Periodically, there will be a rash of news stories claiming that Bitcoin has become popular in some country suffering economic problems, such as Venezuela, India or Argentina – because the word “Bitcoin” makes a headline catchy, even if there’s nothing to the story. This transmutes into claims that Bitcoin will definitely take over the world, any day now. Or advocates will respond to scepticism “but Venezuela!”
These claims always fall apart on closer examination. Venezuela is a typical example: all the coverage traces back to a story in Libertarian magazine Reason, fiercely advocating Bitcoin as a way to avert the spectres of socialism and regulation. One of their interviewees had been arrested for stealing electricity to mine bitcoins, which the author describes as a “government crackdown” on “freedom” because “bitcoin mining is arguably the best possible use of electricity in Venezuela”.

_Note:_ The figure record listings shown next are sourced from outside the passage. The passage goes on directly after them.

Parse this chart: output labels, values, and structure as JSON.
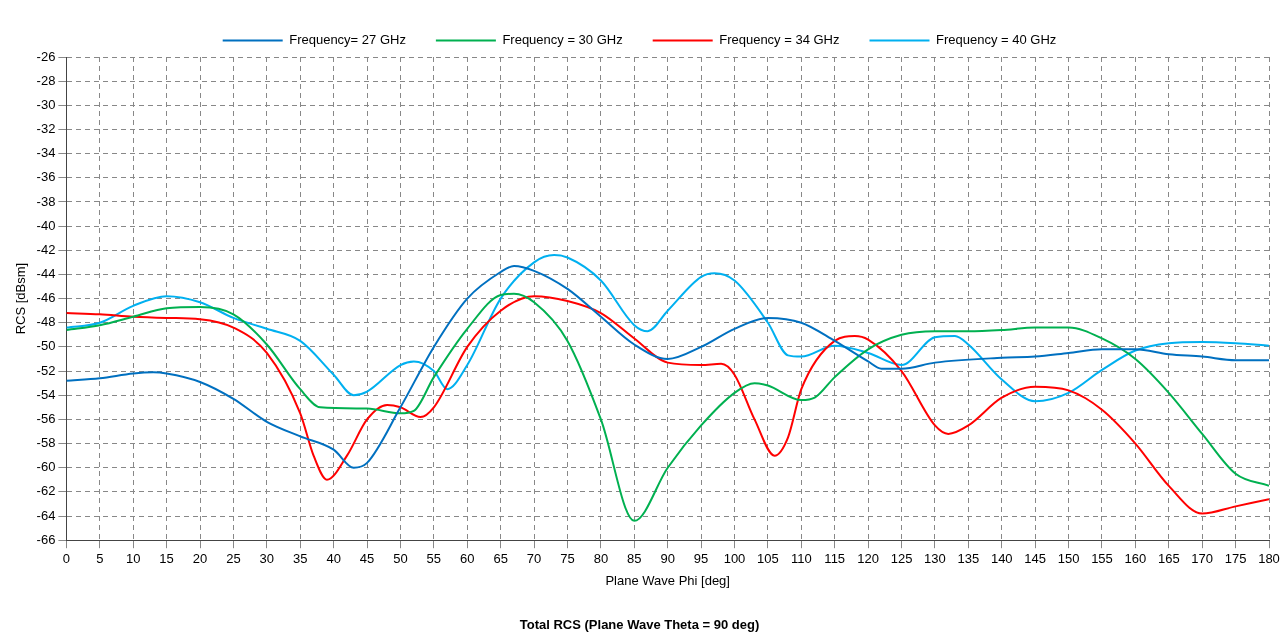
{
  "chart_data": {
    "type": "line",
    "title": "Total RCS (Plane Wave Theta = 90 deg)",
    "xlabel": "Plane Wave Phi [deg]",
    "ylabel": "RCS [dBsm]",
    "xlim": [
      0,
      180
    ],
    "xticks": [
      0,
      5,
      10,
      15,
      20,
      25,
      30,
      35,
      40,
      45,
      50,
      55,
      60,
      65,
      70,
      75,
      80,
      85,
      90,
      95,
      100,
      105,
      110,
      115,
      120,
      125,
      130,
      135,
      140,
      145,
      150,
      155,
      160,
      165,
      170,
      175,
      180
    ],
    "ylim": [
      -66,
      -26
    ],
    "yticks": [
      -66,
      -64,
      -62,
      -60,
      -58,
      -56,
      -54,
      -52,
      -50,
      -48,
      -46,
      -44,
      -42,
      -40,
      -38,
      -36,
      -34,
      -32,
      -30,
      -28,
      -26
    ],
    "grid": true,
    "legend": "top",
    "marker": "none",
    "line_style": "solid",
    "series": [
      {
        "name": "Frequency= 27 GHz",
        "color": "#0070c0",
        "x": [
          0,
          5,
          10,
          13,
          15,
          20,
          25,
          30,
          35,
          40,
          43,
          45,
          50,
          55,
          60,
          65,
          67,
          70,
          75,
          80,
          85,
          90,
          95,
          100,
          105,
          110,
          115,
          120,
          122,
          125,
          130,
          140,
          145,
          150,
          155,
          160,
          165,
          170,
          175,
          180
        ],
        "values": [
          -52.8,
          -52.6,
          -52.2,
          -52.1,
          -52.2,
          -52.9,
          -54.3,
          -56.2,
          -57.4,
          -58.5,
          -60.0,
          -59.6,
          -55,
          -50,
          -46,
          -43.8,
          -43.3,
          -43.7,
          -45.2,
          -47.5,
          -49.8,
          -51,
          -50,
          -48.5,
          -47.6,
          -48,
          -49.5,
          -51.2,
          -51.8,
          -51.8,
          -51.3,
          -50.9,
          -50.8,
          -50.5,
          -50.2,
          -50.2,
          -50.6,
          -50.8,
          -51.1,
          -51.1
        ]
      },
      {
        "name": "Frequency = 30 GHz",
        "color": "#00b050",
        "x": [
          0,
          5,
          10,
          15,
          20,
          25,
          30,
          35,
          38,
          45,
          50,
          52,
          55,
          60,
          65,
          67,
          70,
          75,
          80,
          85,
          90,
          95,
          100,
          103,
          105,
          110,
          112,
          115,
          120,
          125,
          130,
          135,
          140,
          145,
          150,
          155,
          160,
          165,
          170,
          175,
          180
        ],
        "values": [
          -48.6,
          -48.2,
          -47.5,
          -46.8,
          -46.7,
          -47.3,
          -49.8,
          -53.5,
          -55.0,
          -55.1,
          -55.5,
          -55.3,
          -52.5,
          -48.5,
          -45.7,
          -45.6,
          -46.3,
          -49.5,
          -56,
          -64.4,
          -60,
          -56.5,
          -53.8,
          -53,
          -53.2,
          -54.4,
          -54.2,
          -52.5,
          -50.2,
          -49.0,
          -48.7,
          -48.7,
          -48.6,
          -48.4,
          -48.4,
          -49.3,
          -51,
          -53.8,
          -57.2,
          -60.5,
          -61.5
        ]
      },
      {
        "name": "Frequency = 34 GHz",
        "color": "#ff0000",
        "x": [
          0,
          5,
          10,
          15,
          20,
          25,
          30,
          35,
          37,
          39,
          42,
          45,
          48,
          50,
          53,
          55,
          60,
          65,
          70,
          75,
          80,
          85,
          90,
          95,
          98,
          100,
          103,
          106,
          108,
          110,
          115,
          118,
          120,
          125,
          130,
          132,
          135,
          140,
          145,
          150,
          155,
          160,
          165,
          170,
          175,
          180
        ],
        "values": [
          -47.2,
          -47.3,
          -47.5,
          -47.6,
          -47.7,
          -48.4,
          -50.5,
          -55.5,
          -59,
          -61.0,
          -59,
          -56,
          -54.8,
          -55,
          -55.8,
          -55,
          -50,
          -47,
          -45.8,
          -46.2,
          -47.2,
          -49.3,
          -51.3,
          -51.5,
          -51.4,
          -52.3,
          -56,
          -59,
          -57.5,
          -53.5,
          -49.5,
          -49.1,
          -49.4,
          -52,
          -56.5,
          -57.2,
          -56.5,
          -54.2,
          -53.3,
          -53.6,
          -55.2,
          -58,
          -61.5,
          -63.8,
          -63.2,
          -62.6
        ]
      },
      {
        "name": "Frequency = 40 GHz",
        "color": "#00b0f0",
        "x": [
          0,
          5,
          10,
          15,
          20,
          25,
          30,
          35,
          40,
          43,
          45,
          50,
          52,
          55,
          57,
          60,
          65,
          70,
          73,
          75,
          80,
          85,
          87,
          90,
          95,
          97,
          100,
          105,
          108,
          110,
          115,
          120,
          125,
          130,
          133,
          135,
          140,
          145,
          150,
          155,
          160,
          165,
          170,
          175,
          180
        ],
        "values": [
          -48.4,
          -48.0,
          -46.6,
          -45.8,
          -46.3,
          -47.6,
          -48.5,
          -49.5,
          -52.3,
          -54.0,
          -53.7,
          -51.5,
          -51.2,
          -52,
          -53.5,
          -51.5,
          -46,
          -43,
          -42.4,
          -42.6,
          -44.5,
          -48.2,
          -48.7,
          -47,
          -44.2,
          -43.9,
          -44.5,
          -48,
          -50.7,
          -50.8,
          -49.9,
          -50.5,
          -51.5,
          -49.2,
          -49.1,
          -49.8,
          -52.7,
          -54.5,
          -53.8,
          -51.9,
          -50.3,
          -49.7,
          -49.6,
          -49.7,
          -49.9
        ]
      }
    ]
  }
}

A story in The Guardian in the wake of the Reason story appears to be where the rest of the press picked it up. It speaks of some Venezuelans relying on Bitcoin for “basic necessities,” and was based on interviews with a Bitcoin exchange owner, one of his employees and two of his customers.The author had previously written of Argentina and bitcoin.
These two questionably-founded stories were echoed and elaborated upon by the rest of the press, including – among many others – the Washington Post claiming that Bitcoin mining is “big business” in Venezuela,44 the New York Times that Bitcoin has “gained prominence” because of Venezuela45 or BBC News repeating claims from a Bitcoin boosterism blog46 – all of this being factoids repeated in a media game of “telephone.”
The Venezuelan volume on LocalBitcoins (a site for arranging person-to- person Bitcoin trades) at the time was on the order of 200-300 BTC per week, which isn’t nothing, but is negligible in the context of a whole country, and has tracked fairly closely with LocalBitcoins usage in other countries.